Separate compilation without type safety, hardly much better than macro assemblers.

So yeah, you can go that route and I have done so, poor man's modules, as it helped to keep me sane with C, but it requires discipline.


> but it requires discipline.

That pretty much defines software engineering.

For as long as I have been coding, I’ve watched people and corporations chase the will’o the wisp of the “undisciplined coder,” where we can hire naive, barely-educated children, straight out of school, and mold them into our personal “coding automatons,” or even better, let people who are experts in other domains, create software, without having to deal with “annoying” engineers.

So...how’s that working out?

Even when we have AI creating software (and we will), the AI will still need disciplined requirements, which, I suspect, will look a lot like...code.


Pretty good, every solution that expects discipline is a source of revenue for security consulting, code quality automation products and conferences.

The outcome of Azure Sphere having chosen C as their main SDK language is proving itself without surprises,

https://techcommunity.microsoft.com/t5/internet-of-things/az...


> That pretty much defines software engineering. Sure, but by moving things that require discipline into type systems/tools, it makes working with others easier.

Not to mention that no matter how disciplined you are, you will make mistakes, and having the compiler catch those for you is valuable.

It also means that the discipline applied by the programmer can be focused on areas that can't be checked or enforced by a compiler.


> So...how’s that working out?

Fantastically if the goal is to set up recurring revenue to maintain the produced systems.

> Even when we have AI creating software (and we will), the AI will still need disciplined requirements, which, I suspect, will look a lot like...code.

https://github.com/webyrd/quines is an interesting example of writing code to create code based on a specification. Perhaps not the AI code generator of some people's dreams, but it exists today.


There’s just a certain amount of effort that you can spend in a certain amount of time. And discipline takes effort. If you need less discipline you can spend your effort somewhere else. For instance you can put effort into fitting your code into an ownership model like in Rust or proof the code with Coq. The difference is that with C you can never know if there was enough discipline (usually there isn’t).


It’s my experience that discipline is “front-loaded.” It takes conscious effort for some time, while establishing a habit, then, it becomes pretty much “free.”

For example, when I was writing ObjC and PHP, I got used to using Whitesmiths indenting. Once I started writing Swift, it was more appropriate to use KNF style.

It took a couple of months of having to remember to not use the old indenting style, but I haven’t given indenting any thought in years.

”We are what we repeatedly do.
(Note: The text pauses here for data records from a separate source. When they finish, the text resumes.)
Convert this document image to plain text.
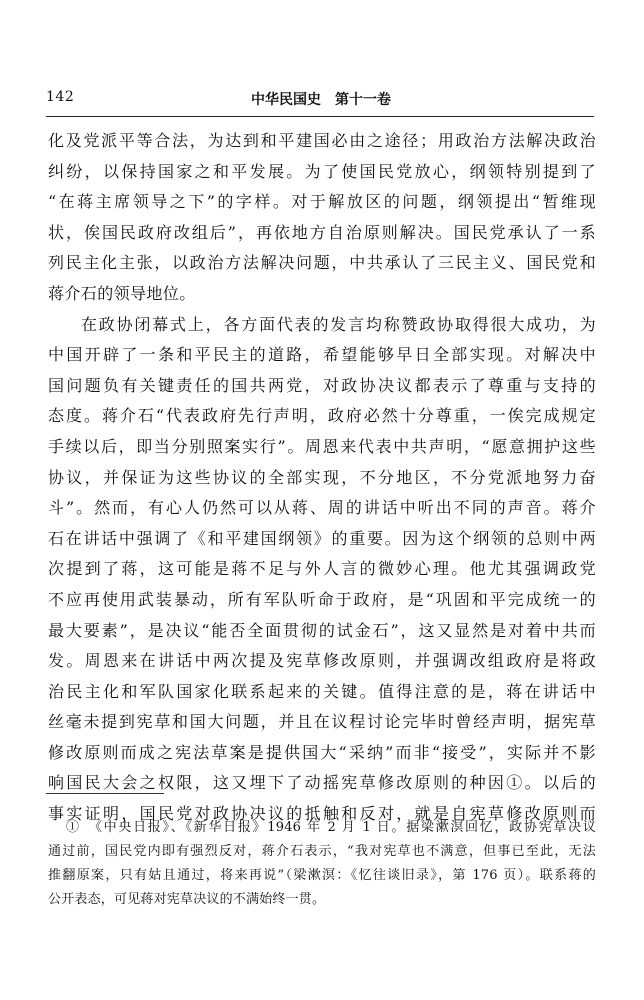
142	中华民国史　第十一卷
化及党派平等合法，为达到和平建国必由之途径；用政治方法解决政治
纠纷，以保持国家之和平发展。为了使国民党放心，纲领特别提到了
“在蒋主席领导之下”的字样。对于解放区的问题，纲领提出“暂维现
状，俟国民政府改组后”，再依地方自治原则解决。国民党承认了一系
列民主化主张，以政治方法解决问题，中共承认了三民主义、国民党和
蒋介石的领导地位。
在政协闭幕式上，各方面代表的发言均称赞政协取得很大成功，为
中国开辟了一条和平民主的道路，希望能够早日全部实现。对解决中
国问题负有关键责任的国共两党，对政协决议都表示了尊重与支持的
态度。蒋介石“代表政府先行声明，政府必然十分尊重，一俟完成规定
手续以后，即当分别照案实行”。周恩来代表中共声明，“愿意拥护这些
协议，并保证为这些协议的全部实现，不分地区，不分党派地努力奋
斗”。然而，有心人仍然可以从蒋、周的讲话中听出不同的声音。蒋介
石在讲话中强调了《和平建国纲领》的重要。因为这个纲领的总则中两
次提到了蒋，这可能是蒋不足与外人言的微妙心理。他尤其强调政党
不应再使用武装暴动，所有军队听命于政府，是“巩固和平完成统一的
最大要素”，是决议“能否全面贯彻的试金石”，这又显然是对着中共而
发。周恩来在讲话中两次提及宪草修改原则，并强调改组政府是将政
治民主化和军队国家化联系起来的关键。值得注意的是，蒋在讲话中
丝毫未提到宪草和国大问题，并且在议程讨论完毕时曾经声明，据宪草
修改原则而成之宪法草案是提供国大“采纳”而非“接受”，实际并不影
响国民大会之权限，这又埋下了动摇宪草修改原则的种因①。以后的
事实证明，国民党对政协决议的抵触和反对，就是自宪草修改原则而
①　《中央日报》、《新华日报》1946 年 2 月 1 日。据梁漱溟回忆，政协宪草决议
通过前，国民党内即有强烈反对，蒋介石表示，“我对宪草也不满意，但事已至此，无法
推翻原案，只有姑且通过，将来再说”（梁漱溟：《忆往谈旧录》，第 176 页）。联系蒋的
公开表态，可见蒋对宪草决议的不满始终一贯。
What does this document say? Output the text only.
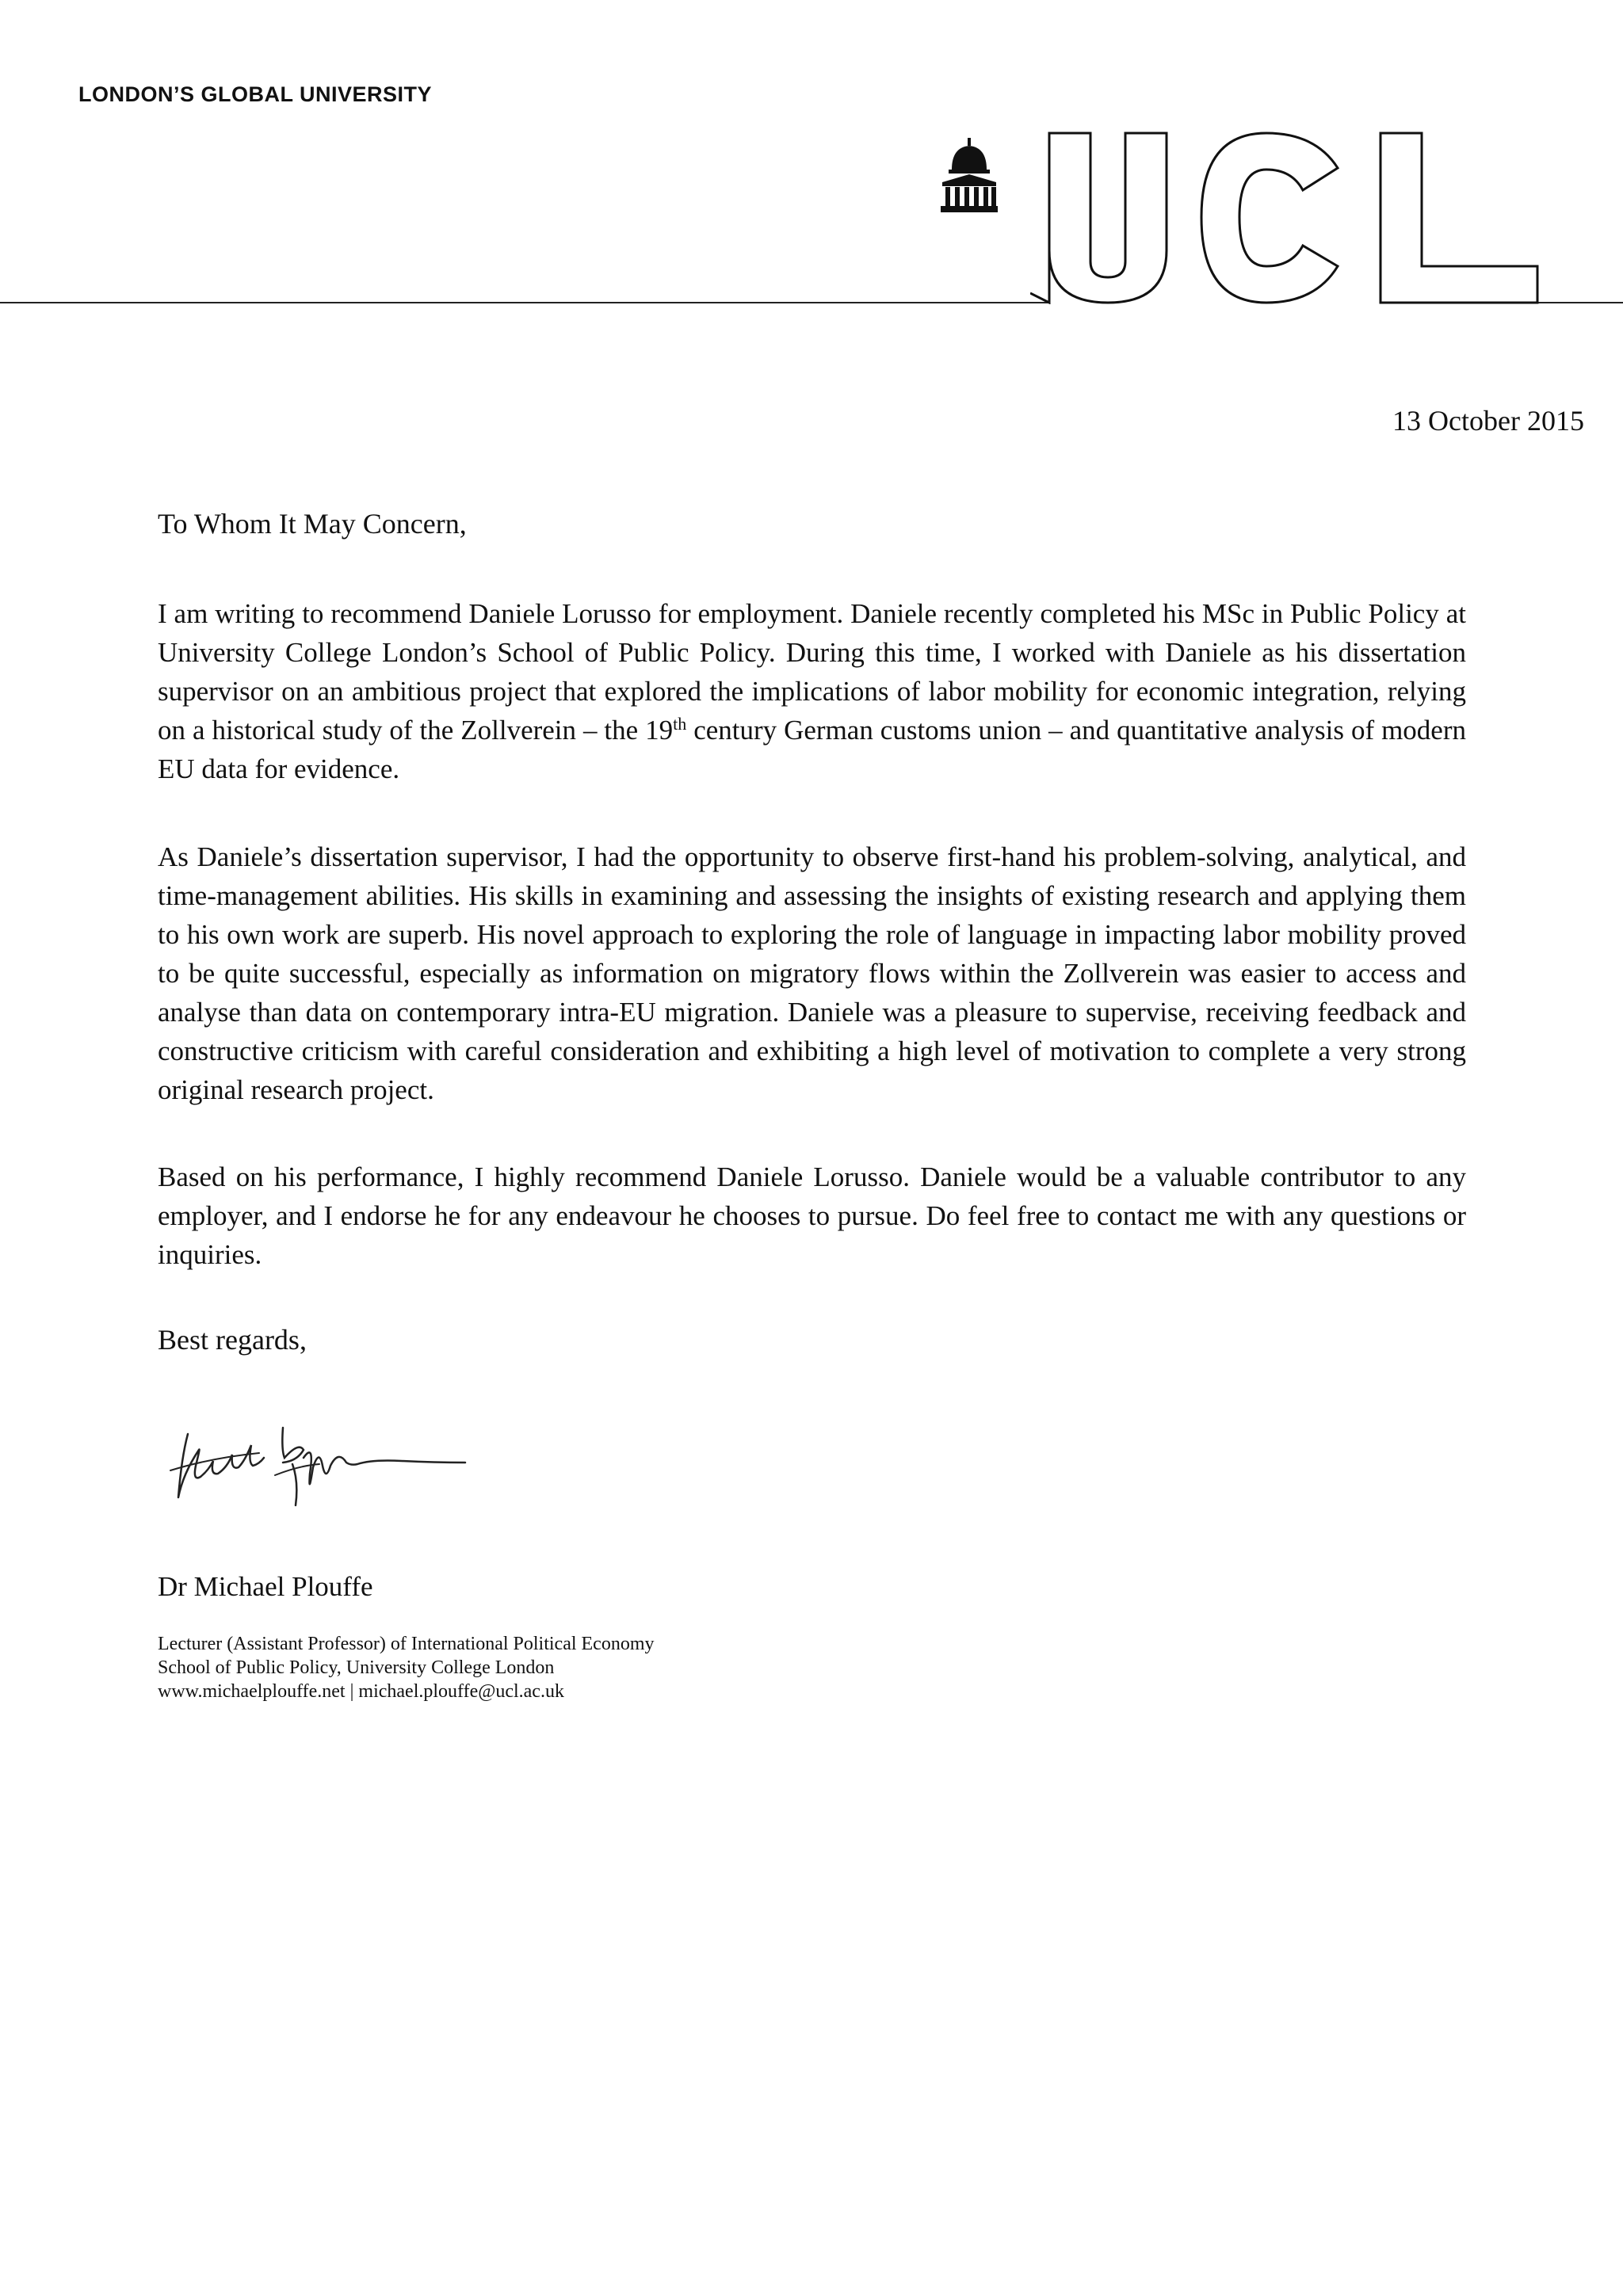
LONDON’S GLOBAL UNIVERSITY
13 October 2015

To Whom It May Concern,

I am writing to recommend Daniele Lorusso for employment. Daniele recently completed his MSc in Public Policy at University College London’s School of Public Policy. During this time, I worked with Daniele as his dissertation supervisor on an ambitious project that explored the implications of labor mobility for economic integration, relying on a historical study of the Zollverein – the 19th century German customs union – and quantitative analysis of modern EU data for evidence.

As Daniele’s dissertation supervisor, I had the opportunity to observe first-hand his problem-solving, analytical, and time-management abilities. His skills in examining and assessing the insights of existing research and applying them to his own work are superb. His novel approach to exploring the role of language in impacting labor mobility proved to be quite successful, especially as information on migratory flows within the Zollverein was easier to access and analyse than data on contemporary intra-EU migration. Daniele was a pleasure to supervise, receiving feedback and constructive criticism with careful consideration and exhibiting a high level of motivation to complete a very strong original research project.

Based on his performance, I highly recommend Daniele Lorusso. Daniele would be a valuable contributor to any employer, and I endorse he for any endeavour he chooses to pursue. Do feel free to contact me with any questions or inquiries.

Best regards,

Dr Michael Plouffe

Lecturer (Assistant Professor) of International Political Economy
School of Public Policy, University College London
www.michaelplouffe.net | michael.plouffe@ucl.ac.uk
Excellence, then, is not act; but a habit.” -Attributed to Aristotle


> So...how’s that working out?

So well that it was a large part of the reason I accepted an offer (today in fact) somewhere else, life is too short for that mess.
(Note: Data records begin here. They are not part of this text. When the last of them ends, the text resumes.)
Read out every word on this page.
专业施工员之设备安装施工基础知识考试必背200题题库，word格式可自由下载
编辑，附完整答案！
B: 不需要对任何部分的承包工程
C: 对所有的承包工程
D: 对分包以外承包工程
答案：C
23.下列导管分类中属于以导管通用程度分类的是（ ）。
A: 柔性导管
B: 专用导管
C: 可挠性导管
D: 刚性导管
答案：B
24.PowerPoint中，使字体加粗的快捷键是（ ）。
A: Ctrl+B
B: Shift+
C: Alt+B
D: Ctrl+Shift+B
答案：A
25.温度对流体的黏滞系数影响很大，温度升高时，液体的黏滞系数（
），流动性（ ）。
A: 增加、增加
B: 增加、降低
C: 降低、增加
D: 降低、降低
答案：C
How are modules related to type safety?


Because, if you program in a type-safe language, if you call something that is compiled separately from you, you'd still like to maintain type safety across that call boundary.
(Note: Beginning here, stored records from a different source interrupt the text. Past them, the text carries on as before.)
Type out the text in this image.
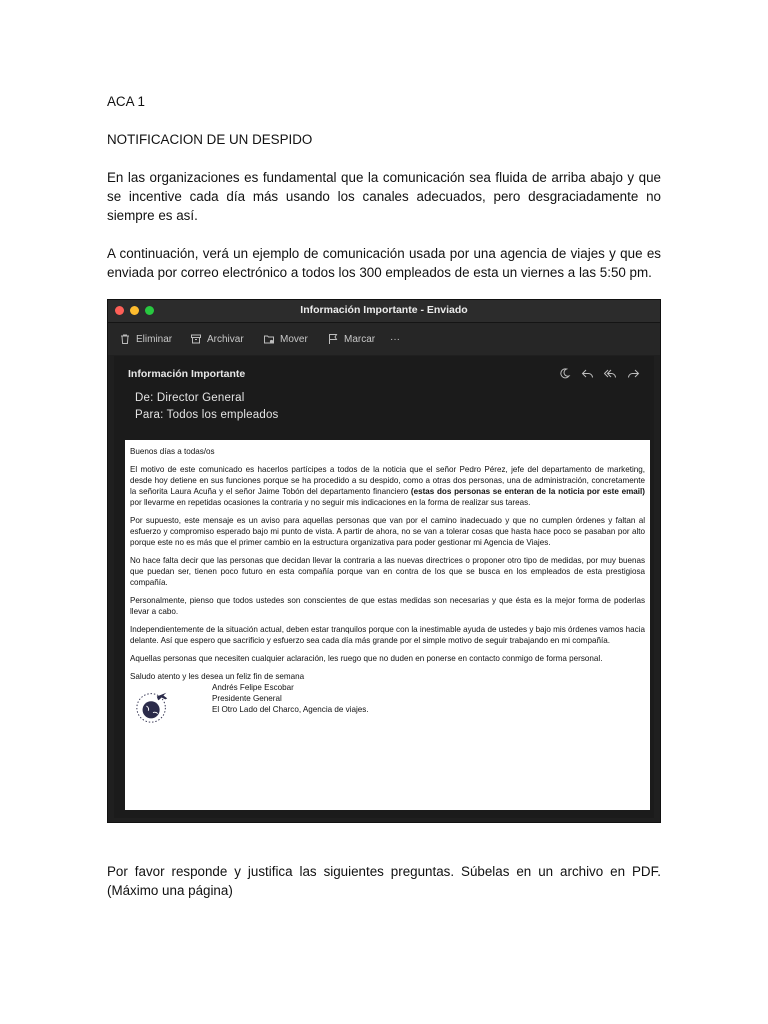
ACA 1

NOTIFICACION DE UN DESPIDO

En las organizaciones es fundamental que la comunicación sea fluida de arriba abajo y que se incentive cada día más usando los canales adecuados, pero desgraciadamente no siempre es así.

A continuación, verá un ejemplo de comunicación usada por una agencia de viajes y que es enviada por correo electrónico a todos los 300 empleados de esta un viernes a las 5:50 pm.

Información Importante - Enviado
Eliminar	Archivar	Mover	Marcar ···
Información Importante
De: Director General
Para: Todos los empleados

Buenos días a todas/os

El motivo de este comunicado es hacerlos partícipes a todos de la noticia que el señor Pedro Pérez, jefe del departamento de marketing, desde hoy detiene en sus funciones porque se ha procedido a su despido, como a otras dos personas, una de administración, concretamente la señorita Laura Acuña y el señor Jaime Tobón del departamento financiero (estas dos personas se enteran de la noticia por este email) por llevarme en repetidas ocasiones la contraria y no seguir mis indicaciones en la forma de realizar sus tareas.

Por supuesto, este mensaje es un aviso para aquellas personas que van por el camino inadecuado y que no cumplen órdenes y faltan al esfuerzo y compromiso esperado bajo mi punto de vista. A partir de ahora, no se van a tolerar cosas que hasta hace poco se pasaban por alto porque este no es más que el primer cambio en la estructura organizativa para poder gestionar mi Agencia de Viajes.

No hace falta decir que las personas que decidan llevar la contraria a las nuevas directrices o proponer otro tipo de medidas, por muy buenas que puedan ser, tienen poco futuro en esta compañía porque van en contra de los que se busca en los empleados de esta prestigiosa compañía.

Personalmente, pienso que todos ustedes son conscientes de que estas medidas son necesarias y que ésta es la mejor forma de poderlas llevar a cabo.

Independientemente de la situación actual, deben estar tranquilos porque con la inestimable ayuda de ustedes y bajo mis órdenes vamos hacia delante. Así que espero que sacrificio y esfuerzo sea cada día más grande por el simple motivo de seguir trabajando en mi compañía.

Aquellas personas que necesiten cualquier aclaración, les ruego que no duden en ponerse en contacto conmigo de forma personal.

Saludo atento y les desea un feliz fin de semana
Andrés Felipe Escobar
Presidente General
El Otro Lado del Charco, Agencia de viajes.

Por favor responde y justifica las siguientes preguntas. Súbelas en un archivo en PDF. (Máximo una página)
You absolutely get type safety across module boundaries with C in that if provider and user both compile against the same interface, this will be typesafe.

You could even have this type safety on the linker level as far as C is concerned. You just need an object file format that exports C types for symbols. This is not done on any of the (few) systems I know, and probably for practical reasons.

Some other languages give you this link time safety, but I assume at the cost of less interoperable object files.